Filmon admits he was nervous before his turn on the bike, but there’s no lack of motivation during an event like that.

“I was one of the last guys to go in my group,” he said. “I had everyone telling me it’s so bad. You’re standing around before it’s your turn so I was definitely nervous. They put the heart rate monitor on me and I was already at like 125 before I even started the test. All this is a bench mark for if and when teams are going to draft you. The most important thing is your effort level and how hard you push yourself. That’s what people are looking for.”

With the NHL Draft now just a month away, set for July 7 and 8 in Montreal, the excitement continues to build with each passing day.

“I’m super excited,” Pickering said. “It’s hard to not be nervous about it, but it’s something you have to enjoy. I’m going to go to Montreal with my family and just enjoy the experience from there.”

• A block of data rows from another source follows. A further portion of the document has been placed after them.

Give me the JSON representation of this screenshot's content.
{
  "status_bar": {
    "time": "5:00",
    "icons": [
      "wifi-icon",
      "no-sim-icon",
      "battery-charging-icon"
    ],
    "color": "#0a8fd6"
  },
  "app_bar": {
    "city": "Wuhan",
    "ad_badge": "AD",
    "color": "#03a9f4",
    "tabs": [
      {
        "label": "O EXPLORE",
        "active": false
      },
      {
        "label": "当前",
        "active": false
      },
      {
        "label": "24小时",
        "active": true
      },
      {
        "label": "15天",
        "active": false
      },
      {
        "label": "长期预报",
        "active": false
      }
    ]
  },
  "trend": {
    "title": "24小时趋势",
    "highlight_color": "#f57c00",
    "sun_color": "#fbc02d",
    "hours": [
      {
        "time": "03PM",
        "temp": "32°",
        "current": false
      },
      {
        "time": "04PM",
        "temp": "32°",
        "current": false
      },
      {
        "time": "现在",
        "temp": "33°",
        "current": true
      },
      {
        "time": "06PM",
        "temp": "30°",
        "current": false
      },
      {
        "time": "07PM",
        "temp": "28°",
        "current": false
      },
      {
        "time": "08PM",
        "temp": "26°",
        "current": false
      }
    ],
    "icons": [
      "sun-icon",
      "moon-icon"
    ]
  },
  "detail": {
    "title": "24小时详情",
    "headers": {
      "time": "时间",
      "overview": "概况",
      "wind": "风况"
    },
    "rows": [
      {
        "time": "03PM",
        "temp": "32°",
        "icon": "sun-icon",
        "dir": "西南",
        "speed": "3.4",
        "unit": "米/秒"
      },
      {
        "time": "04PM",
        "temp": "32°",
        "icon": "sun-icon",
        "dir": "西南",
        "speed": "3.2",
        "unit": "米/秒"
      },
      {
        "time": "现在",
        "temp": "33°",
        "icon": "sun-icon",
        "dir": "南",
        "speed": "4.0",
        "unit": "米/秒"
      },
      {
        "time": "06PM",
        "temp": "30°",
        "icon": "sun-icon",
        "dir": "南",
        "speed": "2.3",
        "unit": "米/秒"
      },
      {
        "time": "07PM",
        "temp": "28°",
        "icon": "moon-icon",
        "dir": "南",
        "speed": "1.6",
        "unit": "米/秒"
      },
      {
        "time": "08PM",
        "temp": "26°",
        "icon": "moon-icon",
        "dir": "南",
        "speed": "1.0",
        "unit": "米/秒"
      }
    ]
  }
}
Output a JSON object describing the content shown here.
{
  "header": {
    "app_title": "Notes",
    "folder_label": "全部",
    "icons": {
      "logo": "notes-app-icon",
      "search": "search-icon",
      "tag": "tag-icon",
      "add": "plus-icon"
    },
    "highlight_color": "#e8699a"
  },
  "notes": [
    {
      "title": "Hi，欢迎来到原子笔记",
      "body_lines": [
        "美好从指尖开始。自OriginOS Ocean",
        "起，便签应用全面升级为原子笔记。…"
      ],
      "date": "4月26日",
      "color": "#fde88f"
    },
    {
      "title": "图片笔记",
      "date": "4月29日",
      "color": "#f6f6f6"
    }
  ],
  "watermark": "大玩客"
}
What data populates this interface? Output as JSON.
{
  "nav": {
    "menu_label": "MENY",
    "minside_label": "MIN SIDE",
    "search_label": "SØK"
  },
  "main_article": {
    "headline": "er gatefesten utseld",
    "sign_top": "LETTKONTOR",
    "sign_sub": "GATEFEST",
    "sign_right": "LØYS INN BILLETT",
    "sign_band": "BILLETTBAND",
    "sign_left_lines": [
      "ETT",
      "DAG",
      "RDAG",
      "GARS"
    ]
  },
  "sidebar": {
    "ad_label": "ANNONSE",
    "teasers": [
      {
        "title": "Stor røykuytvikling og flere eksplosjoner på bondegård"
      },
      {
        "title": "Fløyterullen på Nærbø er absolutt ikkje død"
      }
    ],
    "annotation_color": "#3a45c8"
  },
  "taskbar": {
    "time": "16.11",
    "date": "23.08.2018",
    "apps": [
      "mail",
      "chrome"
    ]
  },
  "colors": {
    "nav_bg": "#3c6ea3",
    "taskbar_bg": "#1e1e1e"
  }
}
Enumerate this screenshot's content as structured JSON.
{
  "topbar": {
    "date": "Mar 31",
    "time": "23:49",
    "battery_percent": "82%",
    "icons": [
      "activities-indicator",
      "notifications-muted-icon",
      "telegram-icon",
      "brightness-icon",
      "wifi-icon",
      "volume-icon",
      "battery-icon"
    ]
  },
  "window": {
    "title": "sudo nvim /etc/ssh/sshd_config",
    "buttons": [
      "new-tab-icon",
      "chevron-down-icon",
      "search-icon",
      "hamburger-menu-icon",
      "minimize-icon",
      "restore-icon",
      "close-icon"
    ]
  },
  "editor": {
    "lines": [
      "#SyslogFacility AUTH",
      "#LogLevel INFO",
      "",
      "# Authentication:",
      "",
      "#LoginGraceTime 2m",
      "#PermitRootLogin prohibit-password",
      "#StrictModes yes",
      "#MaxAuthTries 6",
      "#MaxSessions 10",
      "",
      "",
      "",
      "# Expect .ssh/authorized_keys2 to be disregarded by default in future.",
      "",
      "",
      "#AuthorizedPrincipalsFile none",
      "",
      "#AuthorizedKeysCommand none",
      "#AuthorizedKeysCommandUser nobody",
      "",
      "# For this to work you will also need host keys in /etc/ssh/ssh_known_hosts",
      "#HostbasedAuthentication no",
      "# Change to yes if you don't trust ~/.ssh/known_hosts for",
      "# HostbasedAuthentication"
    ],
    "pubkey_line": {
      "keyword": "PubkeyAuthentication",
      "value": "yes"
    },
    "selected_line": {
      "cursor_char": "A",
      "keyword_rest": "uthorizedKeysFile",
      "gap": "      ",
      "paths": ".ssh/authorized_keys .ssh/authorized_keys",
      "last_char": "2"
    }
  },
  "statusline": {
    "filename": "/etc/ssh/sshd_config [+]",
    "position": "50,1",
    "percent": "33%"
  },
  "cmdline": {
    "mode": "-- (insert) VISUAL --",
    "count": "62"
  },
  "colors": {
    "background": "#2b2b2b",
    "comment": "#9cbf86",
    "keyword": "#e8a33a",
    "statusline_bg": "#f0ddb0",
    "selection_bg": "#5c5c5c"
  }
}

Pickering says there will be about 25 family members there with him, a lot of whom he and Moose Jaw Warriors defenceman Denton Mateychuk share as the two are cousins.

Filmon is undecided on whether or not he’ll go to Montreal for the draft, but knows it’s going to be a special day for the Broncos organization either way.

“It would be tons of fun to go to Montreal, but it would also be great to share that moment and celebrate with my family and friends out at the lake,” he said. “I’m just excited at this point. As a group we’ve got a lot of guys who are in contention to have their name called. It’s going to be great to share that experience with my teammates and then regroup with everyone in the fall in Swift Current.”